To help commemorate the Patriotic Summer Holiday Trifecta (also known as Memorial, Independence and Labor Day) I'm happy to share this fantastic list of quotes centered around the ideas and ideals of democracy.
Alex Carey:
... the 20th century has been characterized by three developments of great political importance: The growth of democracy, the growth of corporate power, and the growth of corporate propaganda as a means of protecting corporate power against democracy.

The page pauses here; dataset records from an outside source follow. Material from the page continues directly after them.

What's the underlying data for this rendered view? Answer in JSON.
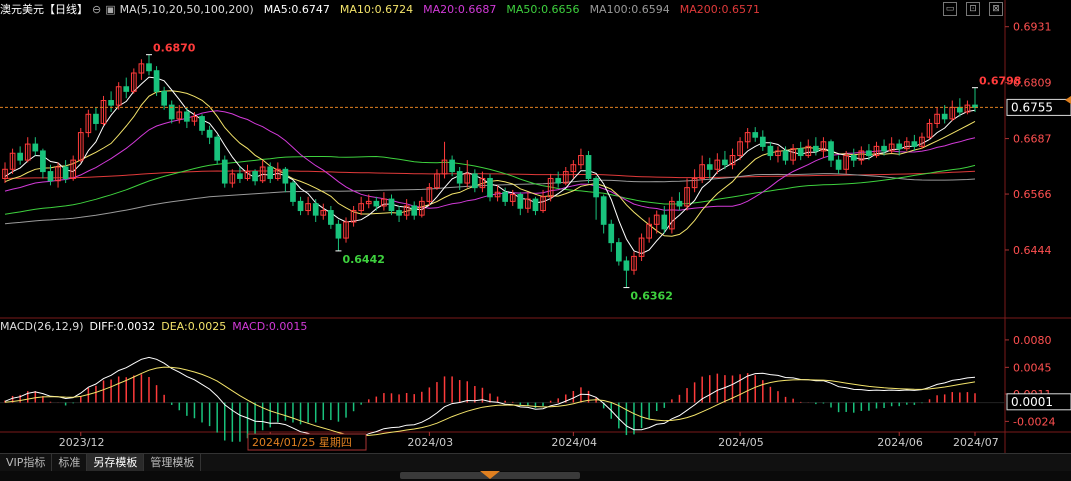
{
  "header": {
    "symbol": "澳元美元",
    "period": "【日线】",
    "ma_params": "MA(5,10,20,50,100,200)",
    "ma5": "MA5:0.6747",
    "ma10": "MA10:0.6724",
    "ma20": "MA20:0.6687",
    "ma50": "MA50:0.6656",
    "ma100": "MA100:0.6594",
    "ma200": "MA200:0.6571"
  },
  "macd_header": {
    "params": "MACD(26,12,9)",
    "diff": "DIFF:0.0032",
    "dea": "DEA:0.0025",
    "macd": "MACD:0.0015"
  },
  "price_axis": [
    "0.6931",
    "0.6809",
    "0.6687",
    "0.6566",
    "0.6444"
  ],
  "current_price": "0.6755",
  "macd_axis": [
    "0.0080",
    "0.0045",
    "0.0011",
    "-0.0024"
  ],
  "current_macd": "0.0001",
  "annotations": {
    "high1": "0.6870",
    "low1": "0.6442",
    "low2": "0.6362",
    "high2": "0.6798"
  },
  "date_axis": [
    "2023/12",
    "2024/01",
    "2024/03",
    "2024/04",
    "2024/05",
    "2024/06",
    "2024/07"
  ],
  "cursor_date": "2024/01/25 星期四",
  "tabs": [
    "VIP指标",
    "标准",
    "另存模板",
    "管理模板"
  ],
  "colors": {
    "up": "#ff3b3b",
    "down": "#19c37d",
    "ma5": "#ffffff",
    "ma10": "#f3e36a",
    "ma20": "#d23ad8",
    "ma50": "#3ed13e",
    "ma100": "#9a9a9a",
    "ma200": "#e03a3a",
    "price_label": "#ff3b3b",
    "low_label": "#3ed13e"
  },
  "chart_data": {
    "type": "candlestick",
    "title": "澳元美元【日线】",
    "ylim": [
      0.63,
      0.695
    ],
    "macd_ylim": [
      -0.0035,
      0.0085
    ],
    "candles": [
      {
        "o": 0.66,
        "c": 0.662,
        "h": 0.6635,
        "l": 0.659
      },
      {
        "o": 0.662,
        "c": 0.6655,
        "h": 0.6665,
        "l": 0.661
      },
      {
        "o": 0.6655,
        "c": 0.664,
        "h": 0.667,
        "l": 0.663
      },
      {
        "o": 0.664,
        "c": 0.6675,
        "h": 0.669,
        "l": 0.6635
      },
      {
        "o": 0.6675,
        "c": 0.666,
        "h": 0.669,
        "l": 0.665
      },
      {
        "o": 0.666,
        "c": 0.6615,
        "h": 0.6665,
        "l": 0.66
      },
      {
        "o": 0.6615,
        "c": 0.6595,
        "h": 0.663,
        "l": 0.6585
      },
      {
        "o": 0.6595,
        "c": 0.6625,
        "h": 0.6635,
        "l": 0.658
      },
      {
        "o": 0.6625,
        "c": 0.66,
        "h": 0.664,
        "l": 0.659
      },
      {
        "o": 0.66,
        "c": 0.664,
        "h": 0.665,
        "l": 0.6595
      },
      {
        "o": 0.664,
        "c": 0.67,
        "h": 0.671,
        "l": 0.6635
      },
      {
        "o": 0.67,
        "c": 0.674,
        "h": 0.675,
        "l": 0.669
      },
      {
        "o": 0.674,
        "c": 0.672,
        "h": 0.6755,
        "l": 0.6705
      },
      {
        "o": 0.672,
        "c": 0.677,
        "h": 0.678,
        "l": 0.6715
      },
      {
        "o": 0.677,
        "c": 0.676,
        "h": 0.679,
        "l": 0.6745
      },
      {
        "o": 0.676,
        "c": 0.68,
        "h": 0.681,
        "l": 0.675
      },
      {
        "o": 0.68,
        "c": 0.679,
        "h": 0.682,
        "l": 0.6775
      },
      {
        "o": 0.679,
        "c": 0.683,
        "h": 0.684,
        "l": 0.6785
      },
      {
        "o": 0.683,
        "c": 0.685,
        "h": 0.686,
        "l": 0.6815
      },
      {
        "o": 0.685,
        "c": 0.6835,
        "h": 0.687,
        "l": 0.6825
      },
      {
        "o": 0.6835,
        "c": 0.679,
        "h": 0.6845,
        "l": 0.678
      },
      {
        "o": 0.679,
        "c": 0.676,
        "h": 0.68,
        "l": 0.675
      },
      {
        "o": 0.676,
        "c": 0.673,
        "h": 0.677,
        "l": 0.672
      },
      {
        "o": 0.673,
        "c": 0.6745,
        "h": 0.676,
        "l": 0.672
      },
      {
        "o": 0.6745,
        "c": 0.6725,
        "h": 0.6755,
        "l": 0.671
      },
      {
        "o": 0.6725,
        "c": 0.6735,
        "h": 0.6745,
        "l": 0.6715
      },
      {
        "o": 0.6735,
        "c": 0.6705,
        "h": 0.674,
        "l": 0.6695
      },
      {
        "o": 0.6705,
        "c": 0.669,
        "h": 0.6715,
        "l": 0.6675
      },
      {
        "o": 0.669,
        "c": 0.664,
        "h": 0.6695,
        "l": 0.663
      },
      {
        "o": 0.664,
        "c": 0.659,
        "h": 0.665,
        "l": 0.658
      },
      {
        "o": 0.659,
        "c": 0.661,
        "h": 0.662,
        "l": 0.658
      },
      {
        "o": 0.661,
        "c": 0.66,
        "h": 0.6625,
        "l": 0.659
      },
      {
        "o": 0.66,
        "c": 0.6615,
        "h": 0.663,
        "l": 0.6595
      },
      {
        "o": 0.6615,
        "c": 0.6595,
        "h": 0.662,
        "l": 0.6585
      },
      {
        "o": 0.6595,
        "c": 0.6625,
        "h": 0.664,
        "l": 0.659
      },
      {
        "o": 0.6625,
        "c": 0.66,
        "h": 0.6635,
        "l": 0.659
      },
      {
        "o": 0.66,
        "c": 0.662,
        "h": 0.6635,
        "l": 0.6595
      },
      {
        "o": 0.662,
        "c": 0.659,
        "h": 0.6625,
        "l": 0.657
      },
      {
        "o": 0.659,
        "c": 0.655,
        "h": 0.6595,
        "l": 0.654
      },
      {
        "o": 0.655,
        "c": 0.653,
        "h": 0.656,
        "l": 0.652
      },
      {
        "o": 0.653,
        "c": 0.6545,
        "h": 0.656,
        "l": 0.652
      },
      {
        "o": 0.6545,
        "c": 0.652,
        "h": 0.6555,
        "l": 0.6505
      },
      {
        "o": 0.652,
        "c": 0.653,
        "h": 0.6545,
        "l": 0.651
      },
      {
        "o": 0.653,
        "c": 0.65,
        "h": 0.654,
        "l": 0.649
      },
      {
        "o": 0.65,
        "c": 0.647,
        "h": 0.651,
        "l": 0.6442
      },
      {
        "o": 0.647,
        "c": 0.6505,
        "h": 0.6515,
        "l": 0.646
      },
      {
        "o": 0.6505,
        "c": 0.653,
        "h": 0.654,
        "l": 0.6495
      },
      {
        "o": 0.653,
        "c": 0.6545,
        "h": 0.656,
        "l": 0.652
      },
      {
        "o": 0.6545,
        "c": 0.655,
        "h": 0.6565,
        "l": 0.6535
      },
      {
        "o": 0.655,
        "c": 0.654,
        "h": 0.656,
        "l": 0.653
      },
      {
        "o": 0.654,
        "c": 0.6555,
        "h": 0.657,
        "l": 0.653
      },
      {
        "o": 0.6555,
        "c": 0.653,
        "h": 0.6565,
        "l": 0.652
      },
      {
        "o": 0.653,
        "c": 0.652,
        "h": 0.654,
        "l": 0.6505
      },
      {
        "o": 0.652,
        "c": 0.654,
        "h": 0.6555,
        "l": 0.651
      },
      {
        "o": 0.654,
        "c": 0.652,
        "h": 0.655,
        "l": 0.651
      },
      {
        "o": 0.652,
        "c": 0.655,
        "h": 0.656,
        "l": 0.6515
      },
      {
        "o": 0.655,
        "c": 0.658,
        "h": 0.659,
        "l": 0.654
      },
      {
        "o": 0.658,
        "c": 0.661,
        "h": 0.662,
        "l": 0.6575
      },
      {
        "o": 0.661,
        "c": 0.664,
        "h": 0.668,
        "l": 0.66
      },
      {
        "o": 0.664,
        "c": 0.6615,
        "h": 0.665,
        "l": 0.6605
      },
      {
        "o": 0.6615,
        "c": 0.659,
        "h": 0.6625,
        "l": 0.6575
      },
      {
        "o": 0.659,
        "c": 0.661,
        "h": 0.664,
        "l": 0.658
      },
      {
        "o": 0.661,
        "c": 0.658,
        "h": 0.662,
        "l": 0.657
      },
      {
        "o": 0.658,
        "c": 0.66,
        "h": 0.6615,
        "l": 0.657
      },
      {
        "o": 0.66,
        "c": 0.656,
        "h": 0.661,
        "l": 0.655
      },
      {
        "o": 0.656,
        "c": 0.657,
        "h": 0.6585,
        "l": 0.655
      },
      {
        "o": 0.657,
        "c": 0.655,
        "h": 0.658,
        "l": 0.654
      },
      {
        "o": 0.655,
        "c": 0.6565,
        "h": 0.6575,
        "l": 0.654
      },
      {
        "o": 0.6565,
        "c": 0.6535,
        "h": 0.657,
        "l": 0.652
      },
      {
        "o": 0.6535,
        "c": 0.6555,
        "h": 0.657,
        "l": 0.6525
      },
      {
        "o": 0.6555,
        "c": 0.653,
        "h": 0.656,
        "l": 0.652
      },
      {
        "o": 0.653,
        "c": 0.656,
        "h": 0.6575,
        "l": 0.6525
      },
      {
        "o": 0.656,
        "c": 0.66,
        "h": 0.661,
        "l": 0.655
      },
      {
        "o": 0.66,
        "c": 0.659,
        "h": 0.6615,
        "l": 0.658
      },
      {
        "o": 0.659,
        "c": 0.6615,
        "h": 0.6625,
        "l": 0.6585
      },
      {
        "o": 0.6615,
        "c": 0.663,
        "h": 0.664,
        "l": 0.66
      },
      {
        "o": 0.663,
        "c": 0.665,
        "h": 0.6665,
        "l": 0.662
      },
      {
        "o": 0.665,
        "c": 0.66,
        "h": 0.666,
        "l": 0.659
      },
      {
        "o": 0.66,
        "c": 0.656,
        "h": 0.6605,
        "l": 0.651
      },
      {
        "o": 0.656,
        "c": 0.65,
        "h": 0.6565,
        "l": 0.648
      },
      {
        "o": 0.65,
        "c": 0.646,
        "h": 0.651,
        "l": 0.644
      },
      {
        "o": 0.646,
        "c": 0.642,
        "h": 0.647,
        "l": 0.641
      },
      {
        "o": 0.642,
        "c": 0.64,
        "h": 0.643,
        "l": 0.6362
      },
      {
        "o": 0.64,
        "c": 0.643,
        "h": 0.644,
        "l": 0.639
      },
      {
        "o": 0.643,
        "c": 0.647,
        "h": 0.648,
        "l": 0.642
      },
      {
        "o": 0.647,
        "c": 0.65,
        "h": 0.6515,
        "l": 0.646
      },
      {
        "o": 0.65,
        "c": 0.652,
        "h": 0.653,
        "l": 0.648
      },
      {
        "o": 0.652,
        "c": 0.649,
        "h": 0.654,
        "l": 0.648
      },
      {
        "o": 0.649,
        "c": 0.655,
        "h": 0.656,
        "l": 0.648
      },
      {
        "o": 0.655,
        "c": 0.654,
        "h": 0.657,
        "l": 0.653
      },
      {
        "o": 0.654,
        "c": 0.658,
        "h": 0.66,
        "l": 0.653
      },
      {
        "o": 0.658,
        "c": 0.66,
        "h": 0.662,
        "l": 0.657
      },
      {
        "o": 0.66,
        "c": 0.663,
        "h": 0.665,
        "l": 0.659
      },
      {
        "o": 0.663,
        "c": 0.662,
        "h": 0.6645,
        "l": 0.66
      },
      {
        "o": 0.662,
        "c": 0.664,
        "h": 0.6655,
        "l": 0.661
      },
      {
        "o": 0.664,
        "c": 0.663,
        "h": 0.666,
        "l": 0.662
      },
      {
        "o": 0.663,
        "c": 0.665,
        "h": 0.6665,
        "l": 0.662
      },
      {
        "o": 0.665,
        "c": 0.668,
        "h": 0.669,
        "l": 0.664
      },
      {
        "o": 0.668,
        "c": 0.67,
        "h": 0.671,
        "l": 0.6665
      },
      {
        "o": 0.67,
        "c": 0.669,
        "h": 0.6712,
        "l": 0.668
      },
      {
        "o": 0.669,
        "c": 0.667,
        "h": 0.6705,
        "l": 0.666
      },
      {
        "o": 0.667,
        "c": 0.665,
        "h": 0.668,
        "l": 0.664
      },
      {
        "o": 0.665,
        "c": 0.666,
        "h": 0.667,
        "l": 0.6635
      },
      {
        "o": 0.666,
        "c": 0.664,
        "h": 0.667,
        "l": 0.663
      },
      {
        "o": 0.664,
        "c": 0.6665,
        "h": 0.6675,
        "l": 0.663
      },
      {
        "o": 0.6665,
        "c": 0.665,
        "h": 0.668,
        "l": 0.664
      },
      {
        "o": 0.665,
        "c": 0.667,
        "h": 0.6685,
        "l": 0.6645
      },
      {
        "o": 0.667,
        "c": 0.666,
        "h": 0.669,
        "l": 0.665
      },
      {
        "o": 0.666,
        "c": 0.668,
        "h": 0.669,
        "l": 0.6645
      },
      {
        "o": 0.668,
        "c": 0.664,
        "h": 0.6685,
        "l": 0.6625
      },
      {
        "o": 0.664,
        "c": 0.662,
        "h": 0.665,
        "l": 0.661
      },
      {
        "o": 0.662,
        "c": 0.665,
        "h": 0.666,
        "l": 0.661
      },
      {
        "o": 0.665,
        "c": 0.664,
        "h": 0.6665,
        "l": 0.6625
      },
      {
        "o": 0.664,
        "c": 0.666,
        "h": 0.667,
        "l": 0.663
      },
      {
        "o": 0.666,
        "c": 0.665,
        "h": 0.6675,
        "l": 0.664
      },
      {
        "o": 0.665,
        "c": 0.667,
        "h": 0.668,
        "l": 0.6645
      },
      {
        "o": 0.667,
        "c": 0.666,
        "h": 0.6685,
        "l": 0.665
      },
      {
        "o": 0.666,
        "c": 0.6675,
        "h": 0.669,
        "l": 0.6655
      },
      {
        "o": 0.6675,
        "c": 0.6665,
        "h": 0.6685,
        "l": 0.665
      },
      {
        "o": 0.6665,
        "c": 0.668,
        "h": 0.669,
        "l": 0.666
      },
      {
        "o": 0.668,
        "c": 0.667,
        "h": 0.6695,
        "l": 0.666
      },
      {
        "o": 0.667,
        "c": 0.669,
        "h": 0.67,
        "l": 0.6665
      },
      {
        "o": 0.669,
        "c": 0.672,
        "h": 0.673,
        "l": 0.6685
      },
      {
        "o": 0.672,
        "c": 0.674,
        "h": 0.6755,
        "l": 0.671
      },
      {
        "o": 0.674,
        "c": 0.673,
        "h": 0.676,
        "l": 0.672
      },
      {
        "o": 0.673,
        "c": 0.6755,
        "h": 0.677,
        "l": 0.6725
      },
      {
        "o": 0.6755,
        "c": 0.6745,
        "h": 0.6775,
        "l": 0.6735
      },
      {
        "o": 0.6745,
        "c": 0.676,
        "h": 0.677,
        "l": 0.674
      },
      {
        "o": 0.676,
        "c": 0.6755,
        "h": 0.6798,
        "l": 0.6745
      }
    ]
  }
}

Australian social scientist, quoted by Noam Chomsky in World Orders Old and New
Alexis de Tocqueville:
The surface of American society is covered with a layer of democratic paint, but from time to time one can see the old aristocratic colours breaking through.
Aristotle:
If liberty and equality, as is thought by some, are chiefly to be found in democracy, they will be best attained when all persons alike share in the government to the utmost.
Barbara Ehrenreich:
That's free enterprise, friends: freedom to gamble, freedom to lose. And the great thing -- the truly democratic thing about it -- is that you don't even have to be a player to lose.
Barry Goldwater:
Those who seek absolute power, even though they seek it to do what they regard as good, are simply demanding the right to enforce their own version of heaven on earth. And let me remind you, they are the very ones who always create the most hellish tyrannies. Absolute power does corrupt, and those who seek it must be suspect and must be opposed.
Bill Vaughan:
A citizen of America will cross the ocean to fight for democracy, but won't cross the street to vote in a national election.
C. S. Lewis:
Of all tyrannies, a tyranny exercised for the good of its victims may be the most oppressive. It may be better to live under robber barons than under omnipotent moral busybodies. The robber baron's cruelty may sometimes sleep, his cupidity may at some point be satiated; but those who torment us for our own good will torment us without end, for they do so with the approval of their own conscience.
Demosthenes:
There is one safeguard known generally to the wise, which is an advantage and security to all, but especially to democracies as against despots. What is it? Distrust.
Dorothy Thompson:
It is not the fact of liberty but the way in which liberty is exercised that ultimately determines whether liberty itself survives.
Dorothy Thompson:
The only force that can overcome an idea and a faith is another and better idea and faith, positively and fearlessly upheld.
Dorothy Thompson:
Of all forms of government and society, those of free men and women are in many respects the most brittle. They give the fullest freedom for activities of private persons and groups who often identify their own interests, essentially selfish, with the general welfare.
E. B. White:
Democracy is itself, a religious faith. For some it comes close to being the only formal religion they have.
E. B. White:
Democracy is the recurrent suspicion that more than half of the people are right more than half of the time.
Edward Dowling:
The two greatest obstacles to democracy in the United States are, first, the widespread delusion among the poor that we have a democracy, and second, the chronic terror among the rich, lest we get it. [1941]
Eleanor Holmes Norton:
The only way to make sure people you agree with can speak is to support the rights of people you don't agree with.
Eugene McCarthy:
As long as the differences and diversities of mankind exist, democracy must allow for compromise, for accommodation, and for the recognition of differences.
Eugene V. Debs:
When great changes occur in history, when great principles are involved, as a rule the majority are wrong. The minority are right.
Frank Owen:
In 1929 the wise, far-seeing electors of my native Hereford sent me to Westminster and, two years later, the lousy bastards kicked me out.
G. K. Chesterton:
The unconscious democracy of America is a very fine thing. It is a true and deep and instinctive assumption of the equality of citizens, which even voting and elections have not destroyed.
George Bernard Shaw:
Democracy is a device that ensures we shall be governed no better than we deserve.
George Orwell:
In a time of universal deceit, telling the truth becomes a revolutionary act.